それら2つのことがカイルに二重の衝撃を与えた。
「……食っただと? ……まさかーー」
「そう、君の考えている通りだよ! 僕はね。あの時から今まで何十という王族を食らってきたんだ!」
カイルが驚嘆しているのも御構い無しに、ハノイは早口に声を上げる。
「あいつらの力で、王族の血を消化しないようにした! だから僕の体の中には、濃密な王族の血が蓄えられているんだよ!
クックック、ハァアハァハァハァ!」
ハノイは堪えきれず、その異様な声で、笑い続ける。
「その後、王に成り代わった。もちろん力を使って。それに奴らには、次にこの世界に呼び出されたら『全てを壊せ』と指示している!」
「もし今! この体をゲートの上で掻っ捌いたら?」
「……そんな……」
ハノイの狂気じみた言動によって、カイルの口から絶望が漏れ出す。
「……どうなるんだろうねえ?」
どこから取り出したのか、ハノイはナイフをチラつかせる。そして、腰にはカイルの剣が。
カイルは、「身の毛もよだつ」という言葉を全身で体感している。恐ろしいなんてレベルに止まらないハノイのその行為は、彼をパニックに陥らせるには十分だった。
「やめっ、やめろっ! やめてくれっ! そんなことしたら……」
この瞬間、彼は父や母、レイナのことを思っていた。先日、やっと昔のような仲の良い家族に戻れたというのに。このままでは、全てが無くなってしまう。
カイルは、上半身を乗り出そうとするが、両手がそれを邪魔し、身動きが取れない。木に幾度も擦り付けた腕からは、血が滴り、傷だらけである。
「やめろっ! やめてくれっ!」
「いいや、やめないねっ! これは僕の世界への復讐なんだよ! 誰がなんと言おうとここでやめるつもりなんてないさ!」
ハノイの声は1人のものに戻っている。いや、正しくは戻ったのではない。それは低いままだったが、言っている言葉とは裏腹に、甘美なものだった。

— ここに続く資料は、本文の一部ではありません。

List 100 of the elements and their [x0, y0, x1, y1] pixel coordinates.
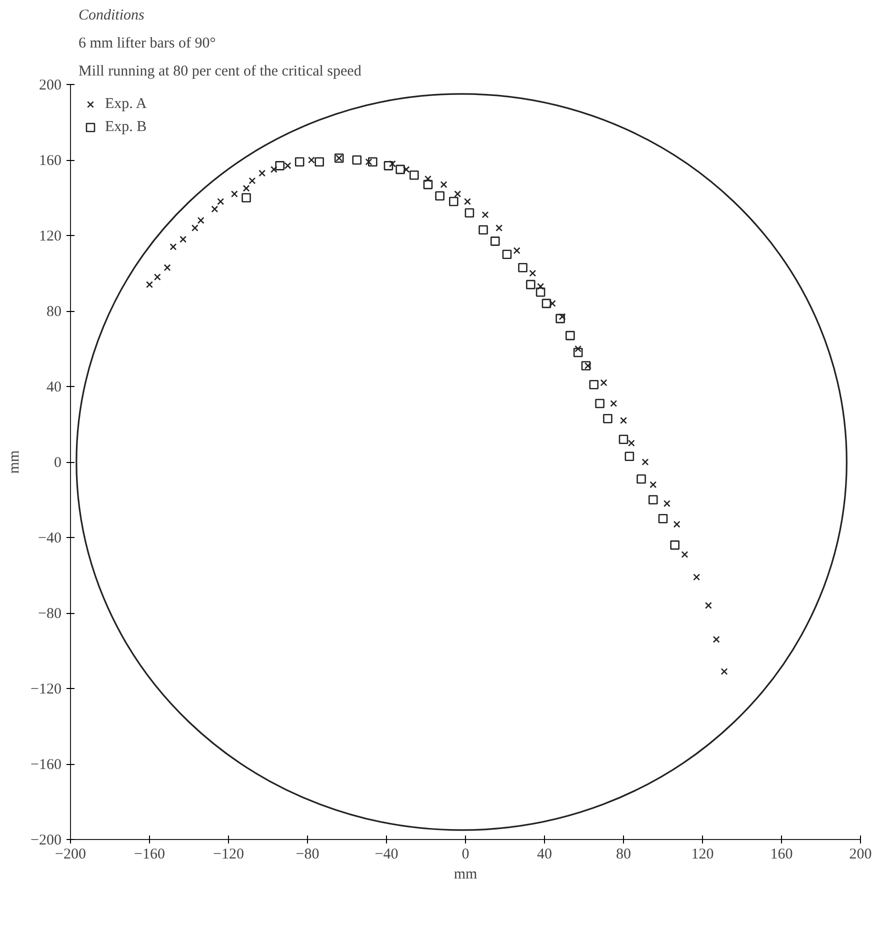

何かに取り憑かれたように話す彼は、まるで悪魔のようである。少なくとも、カイルの目には、人間としては映っていない。
彼の復讐心は、最早世界を壊すまでに強く、激しくなっていた。いや、彼自体は、その怒りの矛先を忘れてしまったのかもしれない。
「やめろ……やめろ……」
「さて、僕の話は終わりだ。
君には先に死んでもらうことにするよ。まあ、念のためさ」
彼は腰の剣を抜き取った。月明かりを反射して銀色に輝くその刃は、切れ味の凄まじさを物語っている。
「じぁあね」
ハノイが剣を振るった。その一瞬の時間の中で、カイルは自身でなく、家族のことを案じていた。
「くそぉぉぉ! ぉぉ……」
断末魔の叫びの最中、カイルの視界は天地が逆さになった。目の前にあるのは、赤く染まった自らの体。
彼の瞳は輝きを失い、その傍、人形のように力の無い体の中では、心臓がその鼓動を徐々に緩める。
そして、最終的には、ゆっくりと停止した。
「大丈夫。僕も、他の人たちもすぐに追いかけるから」
ハノイのその声がカイルの意識に届くことはなかった。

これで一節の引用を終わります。